The news had the Seabern's world spinning.
"The oncologist wanted to do the biopsy right away and said to prepare," Rebecca said. "This is a Thursday. And he said we could start chemo on Monday."
The family thought the diagnosis had to be a mistake. They traveled to Houston for a second opinion. But the options there seemed even more severe.
"I was so confused. I was just in shock," Danielle said. "I was angry at the doctor; I was just angry, like, why like?"
The second opinion offered to fuse her ankle to the foot – which would end her volleyball career. The doctor also suggested amputation.
"We were trying to get to the point where we were accepting of it, but we just couldn't get there," Rebecca said.
The family went back to Malek, who was in touch with a company from England. He ordered a 3D model of Danielle's bone, guides for surgery, and an allograft – transplanting an organ from one person to another.

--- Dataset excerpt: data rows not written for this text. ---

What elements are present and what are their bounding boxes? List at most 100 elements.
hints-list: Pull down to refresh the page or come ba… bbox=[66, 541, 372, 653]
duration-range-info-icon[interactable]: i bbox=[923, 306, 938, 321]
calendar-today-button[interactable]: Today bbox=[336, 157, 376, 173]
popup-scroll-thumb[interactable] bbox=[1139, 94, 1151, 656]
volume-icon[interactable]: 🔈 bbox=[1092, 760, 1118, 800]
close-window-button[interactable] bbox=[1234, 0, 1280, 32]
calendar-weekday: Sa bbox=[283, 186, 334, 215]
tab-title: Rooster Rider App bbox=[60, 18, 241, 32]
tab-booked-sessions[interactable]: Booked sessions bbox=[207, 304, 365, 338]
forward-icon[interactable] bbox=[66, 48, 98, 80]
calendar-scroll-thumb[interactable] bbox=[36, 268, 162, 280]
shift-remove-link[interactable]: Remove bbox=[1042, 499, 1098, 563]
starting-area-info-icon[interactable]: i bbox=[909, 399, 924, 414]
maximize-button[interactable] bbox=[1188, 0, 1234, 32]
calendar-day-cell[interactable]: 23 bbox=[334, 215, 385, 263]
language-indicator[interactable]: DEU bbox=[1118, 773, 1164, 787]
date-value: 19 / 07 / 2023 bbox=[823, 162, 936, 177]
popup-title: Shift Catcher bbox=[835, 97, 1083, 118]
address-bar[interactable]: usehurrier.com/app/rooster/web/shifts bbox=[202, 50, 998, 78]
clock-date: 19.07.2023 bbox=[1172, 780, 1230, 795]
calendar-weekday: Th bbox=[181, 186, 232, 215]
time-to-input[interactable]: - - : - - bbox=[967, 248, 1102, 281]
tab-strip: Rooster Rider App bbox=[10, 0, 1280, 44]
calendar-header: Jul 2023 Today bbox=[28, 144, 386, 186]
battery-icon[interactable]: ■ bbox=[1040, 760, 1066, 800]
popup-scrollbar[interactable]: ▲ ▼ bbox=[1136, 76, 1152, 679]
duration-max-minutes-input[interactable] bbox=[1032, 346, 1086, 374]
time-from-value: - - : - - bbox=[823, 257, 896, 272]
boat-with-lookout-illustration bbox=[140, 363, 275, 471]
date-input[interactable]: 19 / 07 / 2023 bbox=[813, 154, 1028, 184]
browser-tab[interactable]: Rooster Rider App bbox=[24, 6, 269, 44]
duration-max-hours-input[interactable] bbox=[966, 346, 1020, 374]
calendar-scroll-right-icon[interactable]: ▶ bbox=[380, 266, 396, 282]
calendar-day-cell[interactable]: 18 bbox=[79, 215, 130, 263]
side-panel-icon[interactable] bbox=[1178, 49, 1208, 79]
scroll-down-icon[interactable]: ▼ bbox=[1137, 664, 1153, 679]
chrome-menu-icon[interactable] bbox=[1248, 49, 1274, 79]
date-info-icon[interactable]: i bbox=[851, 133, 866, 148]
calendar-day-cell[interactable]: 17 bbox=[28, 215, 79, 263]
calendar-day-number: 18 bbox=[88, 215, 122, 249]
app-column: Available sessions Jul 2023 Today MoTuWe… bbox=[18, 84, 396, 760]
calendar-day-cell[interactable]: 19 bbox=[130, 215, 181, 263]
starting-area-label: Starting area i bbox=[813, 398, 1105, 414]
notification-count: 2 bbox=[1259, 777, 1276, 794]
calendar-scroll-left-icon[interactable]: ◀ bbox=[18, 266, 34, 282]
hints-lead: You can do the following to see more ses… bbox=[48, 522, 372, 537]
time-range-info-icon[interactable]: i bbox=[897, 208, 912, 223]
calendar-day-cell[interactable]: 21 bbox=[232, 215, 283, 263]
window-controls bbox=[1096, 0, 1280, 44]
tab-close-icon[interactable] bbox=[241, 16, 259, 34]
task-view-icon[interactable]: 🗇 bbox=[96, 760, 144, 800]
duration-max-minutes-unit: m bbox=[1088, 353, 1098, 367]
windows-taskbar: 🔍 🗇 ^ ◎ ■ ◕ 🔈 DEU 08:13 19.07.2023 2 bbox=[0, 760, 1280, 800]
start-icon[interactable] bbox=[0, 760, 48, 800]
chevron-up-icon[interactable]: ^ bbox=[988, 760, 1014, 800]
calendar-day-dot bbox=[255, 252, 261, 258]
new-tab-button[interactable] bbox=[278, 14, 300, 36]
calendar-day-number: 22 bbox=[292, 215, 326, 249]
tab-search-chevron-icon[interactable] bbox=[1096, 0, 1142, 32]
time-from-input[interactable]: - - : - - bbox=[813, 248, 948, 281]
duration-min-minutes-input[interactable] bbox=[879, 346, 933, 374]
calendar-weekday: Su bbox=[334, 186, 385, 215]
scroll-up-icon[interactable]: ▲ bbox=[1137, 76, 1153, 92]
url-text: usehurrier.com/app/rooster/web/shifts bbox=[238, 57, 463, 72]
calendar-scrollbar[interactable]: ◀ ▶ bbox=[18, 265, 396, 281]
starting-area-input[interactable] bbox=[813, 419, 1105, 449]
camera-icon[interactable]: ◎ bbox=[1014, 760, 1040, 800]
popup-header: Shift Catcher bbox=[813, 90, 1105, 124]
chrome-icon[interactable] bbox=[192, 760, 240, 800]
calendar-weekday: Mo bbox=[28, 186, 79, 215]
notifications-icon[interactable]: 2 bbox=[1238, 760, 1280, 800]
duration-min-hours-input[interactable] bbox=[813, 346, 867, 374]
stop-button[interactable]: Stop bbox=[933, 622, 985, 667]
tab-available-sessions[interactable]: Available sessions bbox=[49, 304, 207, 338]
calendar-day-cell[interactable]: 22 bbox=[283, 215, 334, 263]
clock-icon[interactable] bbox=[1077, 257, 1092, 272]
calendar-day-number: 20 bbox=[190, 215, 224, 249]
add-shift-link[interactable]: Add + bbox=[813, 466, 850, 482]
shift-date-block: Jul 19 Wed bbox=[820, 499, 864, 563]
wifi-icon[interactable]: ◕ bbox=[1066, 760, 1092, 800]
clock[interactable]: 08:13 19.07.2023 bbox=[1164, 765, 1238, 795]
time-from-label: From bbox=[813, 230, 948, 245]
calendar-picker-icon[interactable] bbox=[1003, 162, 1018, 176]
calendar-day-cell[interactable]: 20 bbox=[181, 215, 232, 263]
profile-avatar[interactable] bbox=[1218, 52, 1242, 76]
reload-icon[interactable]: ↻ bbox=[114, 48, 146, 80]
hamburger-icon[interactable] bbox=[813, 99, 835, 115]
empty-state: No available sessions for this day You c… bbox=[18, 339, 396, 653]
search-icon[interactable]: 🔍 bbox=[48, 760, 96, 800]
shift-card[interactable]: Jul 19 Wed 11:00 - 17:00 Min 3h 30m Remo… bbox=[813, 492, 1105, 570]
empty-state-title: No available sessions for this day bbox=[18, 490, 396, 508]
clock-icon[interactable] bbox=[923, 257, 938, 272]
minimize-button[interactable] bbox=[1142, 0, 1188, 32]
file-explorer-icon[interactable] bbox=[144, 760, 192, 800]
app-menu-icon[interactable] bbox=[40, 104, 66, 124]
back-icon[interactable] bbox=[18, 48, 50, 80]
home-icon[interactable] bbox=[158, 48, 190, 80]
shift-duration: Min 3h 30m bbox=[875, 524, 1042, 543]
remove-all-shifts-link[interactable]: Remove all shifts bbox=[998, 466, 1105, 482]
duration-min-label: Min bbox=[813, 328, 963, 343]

"I'm confident that with this technology, we can remove the cancer completely without sacrificing your leg," Malek said.
Danielle's injury happened in June. She never stopped being present with her team, even as her parents and counselors tried to get the student to dial it back.
"She insisted on sitting there and supporting her teammates and staying in the hard classes," Rebecca said.
Her parents said their daughter became a source of inspiration for them as they prayed for her healing, especially with Malek's plan.
"What really sold me is when dr. Malek said that if this was his daughter and he has daughters, but this is what he would choose," Paul said.
By October, Danielle was on her way to Methodist Hospital for surgery, and Malek would remove part of her bone and replace it.
"He used a cadaver bone and carved it with a 3D printer to make a perfect match of the bone that was removed," Paul said.
Following five hours of surgery, Danielle was on her way to remission. The family didn't find out until afterward, she had osteosarcoma. Malek said it's a common but rare bone tumor in young patients.
"It was long as hard, but I'm happy that I'm walking," Danielle said.
She is now 15-years-old and walking. According to Malek, the naked eye won't tell what happened to the teen. But the Clark High students said her journey lifted out more than cancer, and the ordeal also removed taking things for granted.
"I was always at practice, always at tournaments," she said. "Now I have time to go to church or, at the very least, hang out with my friends."
Danielle said she could see things; now, in front of her, she didn't before. One of them is her career choice to be an Orthopedic surgeon since she had an up-close view.
"Even before all this happened, that was her thought process," Rebecca said, "That she wanted to be an orthopedic surgeon."